Key Takeaways
  • Congress returns this week, and two Senators who had been on leave for health issues are also expected to go back to work.
  • The biggest legislative priority will be the raising of the debt ceiling, but history suggests progress will be unlikely until the deadline is imminent.
  • It remains unclear whether the Fed will pause or hike rates 25 bps at the May FOMC meeting.

After a two-week break Congress returns next week, with developing a political strategy to increase the debt ceiling being a major concern.

On the housekeeping front, several Senators who have been missing have announced their intention of returning. Chief among these is Senate Republican leader Mitch McConnell, who was out for over a month recovering from a concussion caused by a fall at a private dinner event.  While his top lieutenants kept the trains running, the Kentucky Senator is a skilled legislative practitioner, and having him back will make negotiations with Senator Schumer and the Democrats run slightly more smoothly.

On the Democratic side, Pennsylvania Senator John Fetterman is scheduled to return. However, tension is building over the extended absence of California Senator Dianne Feinstein, who at 89 has a serious case of shingles that is keeping her away from DC.

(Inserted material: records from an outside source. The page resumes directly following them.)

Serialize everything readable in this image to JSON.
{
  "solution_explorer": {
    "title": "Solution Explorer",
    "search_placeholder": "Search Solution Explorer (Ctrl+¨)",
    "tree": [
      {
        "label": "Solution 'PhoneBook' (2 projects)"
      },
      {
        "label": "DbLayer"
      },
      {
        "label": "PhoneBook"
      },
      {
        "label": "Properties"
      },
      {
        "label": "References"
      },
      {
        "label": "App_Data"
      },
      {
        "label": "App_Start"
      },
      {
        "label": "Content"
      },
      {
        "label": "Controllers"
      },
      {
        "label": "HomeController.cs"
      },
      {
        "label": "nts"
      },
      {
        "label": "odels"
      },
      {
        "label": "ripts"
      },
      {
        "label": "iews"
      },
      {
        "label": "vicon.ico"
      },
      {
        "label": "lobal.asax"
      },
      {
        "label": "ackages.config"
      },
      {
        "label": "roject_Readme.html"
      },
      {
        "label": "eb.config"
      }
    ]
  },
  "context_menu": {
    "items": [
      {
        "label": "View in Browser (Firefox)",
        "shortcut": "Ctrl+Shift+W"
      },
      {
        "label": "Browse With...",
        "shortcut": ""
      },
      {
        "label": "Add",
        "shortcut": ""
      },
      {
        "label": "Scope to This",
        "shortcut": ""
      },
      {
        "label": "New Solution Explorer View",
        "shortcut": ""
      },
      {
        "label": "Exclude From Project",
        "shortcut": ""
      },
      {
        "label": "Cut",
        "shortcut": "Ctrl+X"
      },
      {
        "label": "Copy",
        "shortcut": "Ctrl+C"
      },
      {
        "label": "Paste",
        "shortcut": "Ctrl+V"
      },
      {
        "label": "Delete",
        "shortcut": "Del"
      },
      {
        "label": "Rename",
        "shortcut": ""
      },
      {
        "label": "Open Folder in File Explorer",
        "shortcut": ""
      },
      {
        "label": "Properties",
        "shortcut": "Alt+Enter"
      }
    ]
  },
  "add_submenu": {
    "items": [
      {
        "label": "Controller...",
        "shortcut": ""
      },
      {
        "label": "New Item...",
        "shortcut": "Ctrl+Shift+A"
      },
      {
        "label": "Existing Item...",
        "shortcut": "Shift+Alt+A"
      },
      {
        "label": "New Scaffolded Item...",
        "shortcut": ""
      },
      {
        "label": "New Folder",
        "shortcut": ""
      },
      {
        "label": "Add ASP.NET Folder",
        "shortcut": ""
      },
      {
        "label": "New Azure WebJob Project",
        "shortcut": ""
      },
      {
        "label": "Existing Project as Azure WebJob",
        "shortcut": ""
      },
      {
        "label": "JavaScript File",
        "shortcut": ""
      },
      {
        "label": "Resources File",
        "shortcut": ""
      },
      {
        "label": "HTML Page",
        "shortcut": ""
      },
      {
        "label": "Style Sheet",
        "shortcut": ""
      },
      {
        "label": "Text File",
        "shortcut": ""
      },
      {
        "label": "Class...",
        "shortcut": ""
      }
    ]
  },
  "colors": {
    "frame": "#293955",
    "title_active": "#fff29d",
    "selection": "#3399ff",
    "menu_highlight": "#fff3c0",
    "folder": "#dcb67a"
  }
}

Clearly the biggest issue facing both the Congress and the Biden White House is the need to increase or suspend the debt ceiling.  Prior to the Easter/Passover break, Speaker McCarthy sent a letter to the President urging another sit-down to begin serious talks about a compromise bill. The response from the White House was less than enthusiastic, and no date for new talks has been set. The Treasury Department has not revised its initial estimate of the “x-date” for the debt ceiling as being in June; other fiscal experts believe it to be later.  Washington often works best when faced with a deadline, hence, it is not clear that a bill can gain momentum months ahead of the showdown.

The Federal Reserve

This past Wednesday, the Fed released the minutes from the March 2023 meeting of the Federal Open Markets Committee (FOMC).  The headline grabber was the comment that the Fed staff thought a recession later this year was more likely after the banking industry troubles, but they have been wrong over this inflation cycle and there appeared to be little support for this view from the members of the Committee.

The FOMC meets again on May 2-3, which means there will be some more data for the Committee members to digest prior to the meeting.  Interestingly, all talk of a 50bps increase has completely disappeared and the focus of discussions is between a 25bps increase and a pause.  At this point I truly believe that Chair Powell and the others on the Committee are still digesting incoming data and that both options are on the table.